Dec 18 (Fri): "Analysis and Design of Precision Timing Circuits using Pulse Mode Event Signaling," Prashansa Mukim, ECE PhD Defense
Timing is an integral part of most VLSI design applications such as clocking, analog-to-digital and digital-to-analog conversion, RF communication, clock and data recovery, time-based metrology and neuromorphic computing. The performance, precision and silicon footprint of timing circuits driving these systems, as well as the energy cost associated with distributing timing and maintaining a notion of global coherence play a crucial role in quantifying the success of these designs. The emergence of new computing architectures and advanced integration techniques have more so necessitated novel timing strategies appropriate for the physical scale of the system being timed.
In this talk, I will present analytical frameworks and circuit solutions to a host of timing problems that are applicable to systems of largely varying scales. The underlying circuits for all these solutions are pulse mode and built using a logic family of pulse gates that use atomic pulses to encode both, data and the time of arrival of data. These gates utilize local negative feedback loops leading to interesting dynamic behavior that is exploited in the design of low-noise closed loop timing circuits.
In the first part of this talk, Collective Pulse Oscillators (or CPOs), the simplest closed loop pulse gate circuits will be presented that achieve figures of merit better than conventional ring oscillators, while also providing precise clock phases much finer than the delay of a typical gate in a given technology. The noise analysis of CPOs will be based on a time-domain analytical model, which will be expanded into a rapid behavioral simulator. Measurement results for different diameter CPOs implemented in 130 nm technology will be presented and used to validate the analytical model. Next, complex CPO topologies that improve the high-frequency stability of loop-connected CPOs will be presented and it will be shown how such structures can be used to implement timing distribution networks that utilize distributed feedback to enhance the accuracy of the timing source itself.
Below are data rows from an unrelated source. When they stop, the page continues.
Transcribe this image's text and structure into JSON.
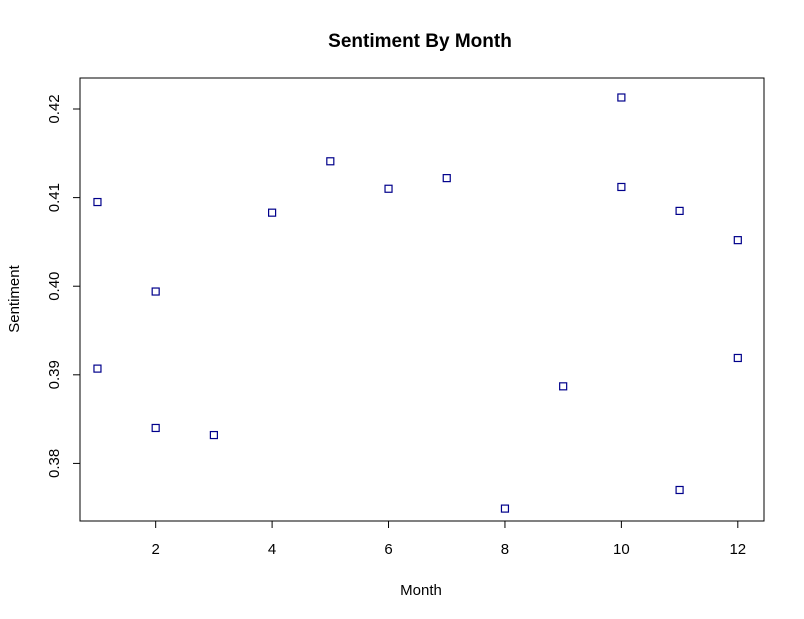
{
  "chart_data": {
    "type": "scatter",
    "title": "Sentiment By Month",
    "xlabel": "Month",
    "ylabel": "Sentiment",
    "xlim": [
      0.7,
      12.45
    ],
    "ylim": [
      0.3735,
      0.4235
    ],
    "xticks": [
      2,
      4,
      6,
      8,
      10,
      12
    ],
    "yticks": [
      0.38,
      0.39,
      0.4,
      0.41,
      0.42
    ],
    "ytick_labels": [
      "0.38",
      "0.39",
      "0.40",
      "0.41",
      "0.42"
    ],
    "grid": false,
    "legend": "none",
    "marker": "open-square",
    "marker_color": "#00008B",
    "points": [
      {
        "x": 1,
        "y": 0.4095
      },
      {
        "x": 1,
        "y": 0.3907
      },
      {
        "x": 2,
        "y": 0.3994
      },
      {
        "x": 2,
        "y": 0.384
      },
      {
        "x": 3,
        "y": 0.3832
      },
      {
        "x": 4,
        "y": 0.4083
      },
      {
        "x": 5,
        "y": 0.4141
      },
      {
        "x": 6,
        "y": 0.411
      },
      {
        "x": 7,
        "y": 0.4122
      },
      {
        "x": 8,
        "y": 0.3749
      },
      {
        "x": 9,
        "y": 0.3887
      },
      {
        "x": 10,
        "y": 0.4213
      },
      {
        "x": 10,
        "y": 0.4112
      },
      {
        "x": 11,
        "y": 0.4085
      },
      {
        "x": 11,
        "y": 0.377
      },
      {
        "x": 12,
        "y": 0.4052
      },
      {
        "x": 12,
        "y": 0.3919
      }
    ]
  }
}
Measurement results for a 5.5 GHz low-jitter transmission-line stabilized pulsed wave oscillator implemented in 130 nm that provides 12-full-swing clock phases with a duty cycle of approximately 25% will also be presented.
In the second part of this talk, I will present Multi-Wire Phase Encoding (MWPE), a transition signaling strategy suitable for on-chip/on-interposer links connecting globally asynchronous modules. These links are aimed at reducing the energy cost of moving data across a large scale SoC or NoC, which is known to be orders of magnitude higher than the cost of computation. MWPE, by encoding data in the time correlated switching of multiple signaling wires allows very high-bandwidth data transmission on band-limited and lossy on-chip wires, with PLL/DLL free data recovery, thus not incurring any static power consumption. Theoretical and practical bandwidth limits for MWPE will be derived and link performance in 22 nm FDX technology will be presented. Finally, methods of implementing low cost time-domain linear filters that utilize precise clock phases to reduce timing noise originating from systematic noise sources will be presented.
Prashansa Mukim received her B.E in Electronics and Communication Engineering from Netaji Subhas Institute of Technology (NSIT), New Delhi in 2013, and her M.S. degree in Electrical and Computer Engineering from the University of California, Santa Barbara in 2017. She is currently a Ph.D. candidate in the ECE department at UCSB and is advised by Professor Forrest Brewer. Her research interests include timing circuits, time-based communication and computation strategies, neuromorphic computing and the applications of pulse-mode signaling.